The government’s reforms to the NHS in England are set to cause a wave of legal difficulties for local authorities, solicitors were warned this week.

Ben Troke, partner at Midlands firm Browne Jacobson, told the Solicitors in Local Government annual weekend school that the Health and Social Care Act, passed last month, ‘will mean more tension, more litigation, more ­disputes’.

A combination of budget cuts and rising consumer expectations would encourage more litigation over social care funding decisions, Troke said.

‘In six to 12 months you’ll be stopped in shopping centres by eager young people with clipboards asking if you’ve been disappointed by a decision on care funding,’ he added.

Troke also predicted conflicts with the clinical commissioning groups (CCGs), set up under the act to procure NHS care. ‘The expectation is that local authorities will keep an eye on clinical commissioning groups, but that is not how it was sold to the CCGs,’ he said. ‘GPs are still being told they’re in charge.

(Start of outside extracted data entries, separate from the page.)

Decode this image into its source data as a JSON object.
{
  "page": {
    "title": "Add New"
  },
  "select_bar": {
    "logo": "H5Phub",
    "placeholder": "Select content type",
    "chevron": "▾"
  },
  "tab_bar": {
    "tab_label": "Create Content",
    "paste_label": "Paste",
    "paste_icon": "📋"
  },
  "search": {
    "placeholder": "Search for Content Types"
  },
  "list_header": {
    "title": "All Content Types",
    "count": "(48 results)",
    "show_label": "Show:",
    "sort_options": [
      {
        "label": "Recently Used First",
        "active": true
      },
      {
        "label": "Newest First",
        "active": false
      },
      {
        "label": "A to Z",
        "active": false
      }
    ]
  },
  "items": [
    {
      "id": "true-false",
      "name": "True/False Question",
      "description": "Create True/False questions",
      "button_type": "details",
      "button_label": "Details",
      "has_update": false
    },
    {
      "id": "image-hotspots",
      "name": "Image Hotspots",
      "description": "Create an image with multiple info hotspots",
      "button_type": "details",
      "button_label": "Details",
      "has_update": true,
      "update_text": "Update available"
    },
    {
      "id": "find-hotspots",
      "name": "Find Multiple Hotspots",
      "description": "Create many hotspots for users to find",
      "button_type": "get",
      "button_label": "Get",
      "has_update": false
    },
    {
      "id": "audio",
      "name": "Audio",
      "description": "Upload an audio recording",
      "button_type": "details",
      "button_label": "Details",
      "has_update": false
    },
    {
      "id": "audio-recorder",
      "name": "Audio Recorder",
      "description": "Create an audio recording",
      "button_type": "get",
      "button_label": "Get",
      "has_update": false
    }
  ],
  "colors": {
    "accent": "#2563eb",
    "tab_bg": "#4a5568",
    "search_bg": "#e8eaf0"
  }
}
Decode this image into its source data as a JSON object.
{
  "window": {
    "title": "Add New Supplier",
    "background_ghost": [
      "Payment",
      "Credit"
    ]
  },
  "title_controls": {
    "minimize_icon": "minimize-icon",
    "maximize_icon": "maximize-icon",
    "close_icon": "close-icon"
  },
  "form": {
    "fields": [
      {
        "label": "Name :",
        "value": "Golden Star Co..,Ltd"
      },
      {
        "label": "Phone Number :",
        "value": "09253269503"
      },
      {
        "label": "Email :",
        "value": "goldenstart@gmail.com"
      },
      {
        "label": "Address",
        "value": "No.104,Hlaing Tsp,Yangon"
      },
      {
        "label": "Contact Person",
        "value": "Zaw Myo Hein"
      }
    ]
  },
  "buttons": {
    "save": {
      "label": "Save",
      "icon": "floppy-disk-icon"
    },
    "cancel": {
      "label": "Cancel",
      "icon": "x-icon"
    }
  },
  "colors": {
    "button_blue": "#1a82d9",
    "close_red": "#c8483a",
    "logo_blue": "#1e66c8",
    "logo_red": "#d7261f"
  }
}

I think there’ll be some tension there.’

Under the act, local authorities will take on responsibility for public health, including reducing obesity, managing public mental health services and sexual health. So far most of the guidance from the government has been on the HR consequences of taking on staff from the NHS, Troke said.

While £5.2bn has been ring-fenced for local authorities’ new duties, this is tiny compared with the NHS’s £110bn annual spending.

The government’s updated plan for open public services paper, published this week, said that the Health and Social Care Act extends local authorities’ health scrutiny powers to cover all providers of NHS and public health services.